Charter Communications expects "to begin signing calls on our network in 2019, provided that adequate third-party software solutions are available and scalable," said CEO Tom Rutledge. Vonage expects "to begin authenticating calls originating on our network prior to the end of 2019" and is developing "internal solutions" to allow it as a terminating carrier "to verify certificates once [a] certificate repository is in place."
CenturyLink expects its network "will be ready to transit SHAKEN messages as early as" this year and "to be able to sign calls originating on the IP portions of our voice network by the end of 2019," CTO Andrew Dugan said. Frontier Communications CEO Daniel McCarthy anticipates "it can fully integrate SHAKEN/STIR for IP calls originating on its network by this time next year." TDS is engaged in vendor discussions and "committed to testing a SHAKEN/STIR solution in our network" in 2019, it said: "We will analyze the information accordingly and make necessary implementation plans."
Providers Pai said had plans offered more details. AT&T provided a timeline of 16 implementation actions to initiate Shaken/Stir internally and with some other carriers over the next year, with others to be added after that "as they become ready." But "the aggressive timetable ... could encounter delays" due to factors beyond AT&T's control, it said. Verizon expects "a large portion, and possibly a substantial majority, of the voice minutes that Verizon customers send and receive will be 'signed' under the STIR/SHAKEN" standard in 2019. Parts of Verizon's VoLTE platform are ready. T-Mobile can peer with others that adopted the protocol (see 1811190050).
Comcast Cable expects "to have implemented the capability to sign calls originating from our residential voice customers for our entire residential subscriber base" by year-end, "absent any unexpected difficulties." The signing capability "is being implemented in stages, with the first set of 500,000 residential subscriber lines receiving this capability last week," said President-Technology and Product Tony Werner.
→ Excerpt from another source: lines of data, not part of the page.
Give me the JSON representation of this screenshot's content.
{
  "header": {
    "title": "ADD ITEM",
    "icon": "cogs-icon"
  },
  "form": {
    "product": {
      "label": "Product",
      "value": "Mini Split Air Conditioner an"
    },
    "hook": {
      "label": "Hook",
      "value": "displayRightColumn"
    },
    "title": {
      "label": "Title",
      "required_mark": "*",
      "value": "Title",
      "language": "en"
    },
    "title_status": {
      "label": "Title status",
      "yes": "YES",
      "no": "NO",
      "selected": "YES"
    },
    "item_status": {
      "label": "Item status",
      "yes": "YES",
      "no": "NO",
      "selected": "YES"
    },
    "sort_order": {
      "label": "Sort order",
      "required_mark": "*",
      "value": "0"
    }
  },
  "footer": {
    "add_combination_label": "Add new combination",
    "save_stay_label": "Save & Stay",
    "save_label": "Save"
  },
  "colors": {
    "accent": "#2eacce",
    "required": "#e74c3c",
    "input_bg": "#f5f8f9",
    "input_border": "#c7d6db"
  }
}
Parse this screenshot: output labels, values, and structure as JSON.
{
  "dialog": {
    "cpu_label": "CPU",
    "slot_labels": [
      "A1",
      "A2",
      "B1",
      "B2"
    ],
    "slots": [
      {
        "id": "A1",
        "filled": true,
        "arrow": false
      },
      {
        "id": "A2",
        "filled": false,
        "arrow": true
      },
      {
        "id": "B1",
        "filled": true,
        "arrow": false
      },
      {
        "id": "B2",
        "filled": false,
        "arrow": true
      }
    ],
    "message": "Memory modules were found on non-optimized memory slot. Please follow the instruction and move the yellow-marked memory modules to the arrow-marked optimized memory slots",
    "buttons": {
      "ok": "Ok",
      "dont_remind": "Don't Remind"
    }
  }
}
Cox Communications "is committed to implementing a robust call authentication framework in 2019," citing four stages through Q3. If the FCC authorizes blocking unsigned calls and provides a carrier safe harbor, "the need to present customers with call status information may be mitigated," Cox said.
Google's "working toward the goal of implementing SHAKEN/STIR once the standards are finalized and approved." It plans "to provide consumers with clear information to empower them to identify unsigned and improperly signed calls" -- "very similar to what we are already providing" free. Bandwidth "remains confident it will be able to adopt SHAKEN/STIR standards, protocols, and processes to enable call attestation, presentation and acceptance with other carriers who are similarly prepared to do so at points in time during 2019," said CEO David Morken, noting even widespread implementation "will not be an immediate panacea."